Vous estimez aberrant de tenter de résoudre le problème du changement climatique sans s’attaquer en même temps à la question des inégalités. Pouvez-vous nous expliquer pourquoi ?

Tout le monde a envie d’une planète désirable et est prêt à faire des efforts pour préserver l’habitabilité de la Terre pour laisser à ses enfants ou petits-enfants un monde dans lequel ils puissent respirer. Les efforts à faire pour y parvenir ne représentent pas la même chose pour tout le monde. Une personne qui a peu de revenus, peu d’épargne, peu d’alternatives à l’utilisation régulière de sa voiture n’abordera pas ce débat sur la transition de la même manière que celui qui dispose d’une bonne épargne personnelle, peut s’acheter un véhicule électrique et rénover sa maison. Ce dernier pourra facilement acheter plus cher des produits bio qui nécessitent moins de CO2 pour leur production, utilisent moins de pesticides, mais vont coûter deux fois ou trois fois plus cher. Il y a un enjeu de justice sociale et un enjeu de répartition de l’effort. Et je pense que pour discuter ces questions, il est important d’avoir à l’esprit que tous les Français n’ont pas le même niveau d’émissions de carbone. Or, c’est bien là qu’est le point de départ à partir duquel des efforts sont requis pour parvenir, en 2050, à zéro carbone. Parce que l’objectif final est bien que tout le monde soit descendu à zéro tonne de carbone en 2050. Et le débat politique doit permettre de décider du chemin à prendre pour y parvenir.

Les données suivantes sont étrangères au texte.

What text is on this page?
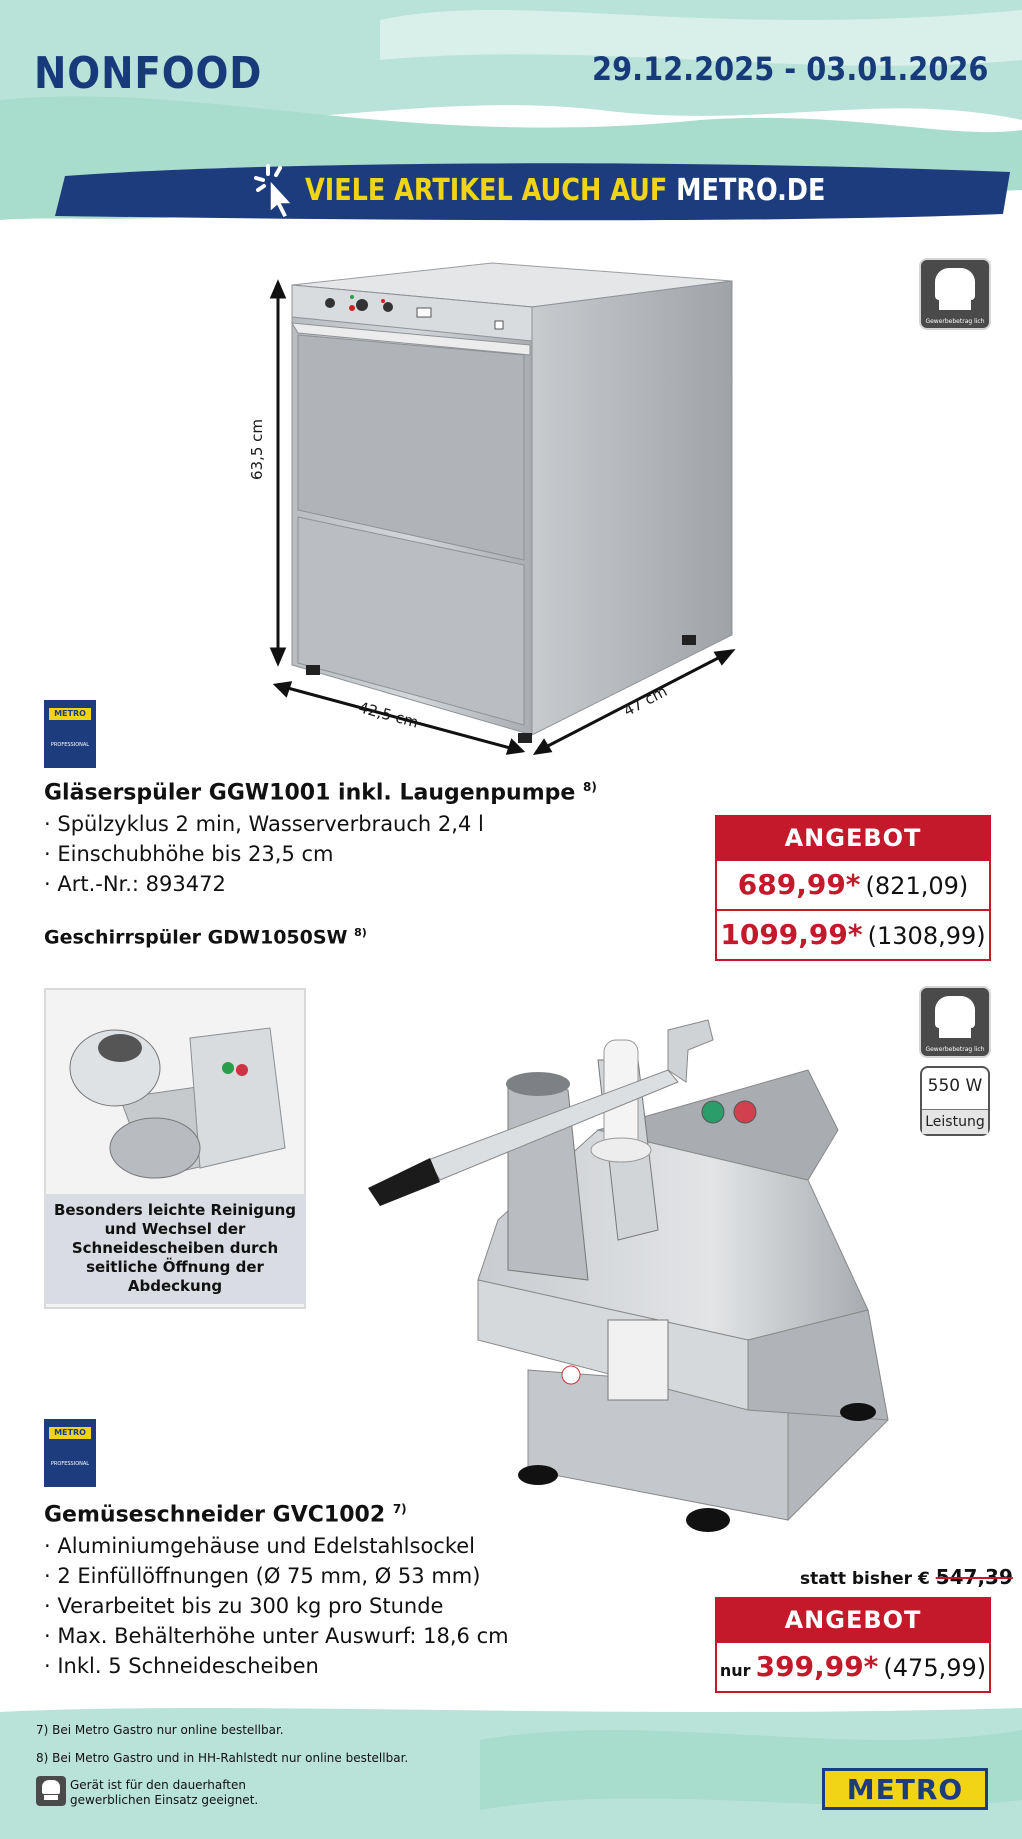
NONFOOD	29.12.2025 - 03.01.2026
VIELE ARTIKEL AUCH AUF METRO.DE
63,5 cm
42,5 cm	47 cm
Gewerbebetrag lich
METRO
PROFESSIONAL
Gläserspüler GGW1001 inkl. Laugenpumpe $^{8)}$
· Spülzyklus 2 min, Wasserverbrauch 2,4 l
· Einschubhöhe bis 23,5 cm
· Art.-Nr.: 893472
Geschirrspüler GDW1050SW $^{8)}$
ANGEBOT
689,99* (821,09)
1099,99* (1308,99)
Besonders leichte Reinigung und Wechsel der Schneidescheiben durch seitliche Öffnung der Abdeckung
Gewerbebetrag lich
550 W
Leistung
METRO
PROFESSIONAL
Gemüseschneider GVC1002 $^{7)}$
· Aluminiumgehäuse und Edelstahlsockel
· 2 Einfüllöffnungen (Ø 75 mm, Ø 53 mm)
· Verarbeitet bis zu 300 kg pro Stunde
· Max. Behälterhöhe unter Auswurf: 18,6 cm
· Inkl. 5 Schneidescheiben
statt bisher € 547,39
ANGEBOT
nur 399,99* (475,99)
7) Bei Metro Gastro nur online bestellbar.
8) Bei Metro Gastro und in HH-Rahlstedt nur online bestellbar.
Gerät ist für den dauerhaften
gewerblichen Einsatz geeignet.	METRO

Lire la chronique de Thomas Piketty : Article réservé à nos abonnés « La planète va devoir prendre en compte les multiples fractures inégalitaires qui la traversent »

Les riches émettent plus que les pauvres, certes… Mais comment cela se traduit-il, concrètement ?

Pour donner un ordre de grandeur, un aller-retour Paris-New York correspond à une émission moyenne de 1,5 tonne de carbone. Or, en moyenne, un Français émet 9 tonnes de carbone par an, en prenant en compte les émissions dites importées, c’est-à-dire celles qui ont été faites en Chine pour produire les biens que nous consommons ici, en France. Donc, ces 9 tonnes ne s’arrêtent pas à l’essence qu’on met dans sa voiture ou au gaz qu’il y a derrière l’électricité qui va servir à allumer nos téléviseurs ; elles comptabilisent aussi le pétrole ou le charbon utilisé dans la fabrication du téléviseur.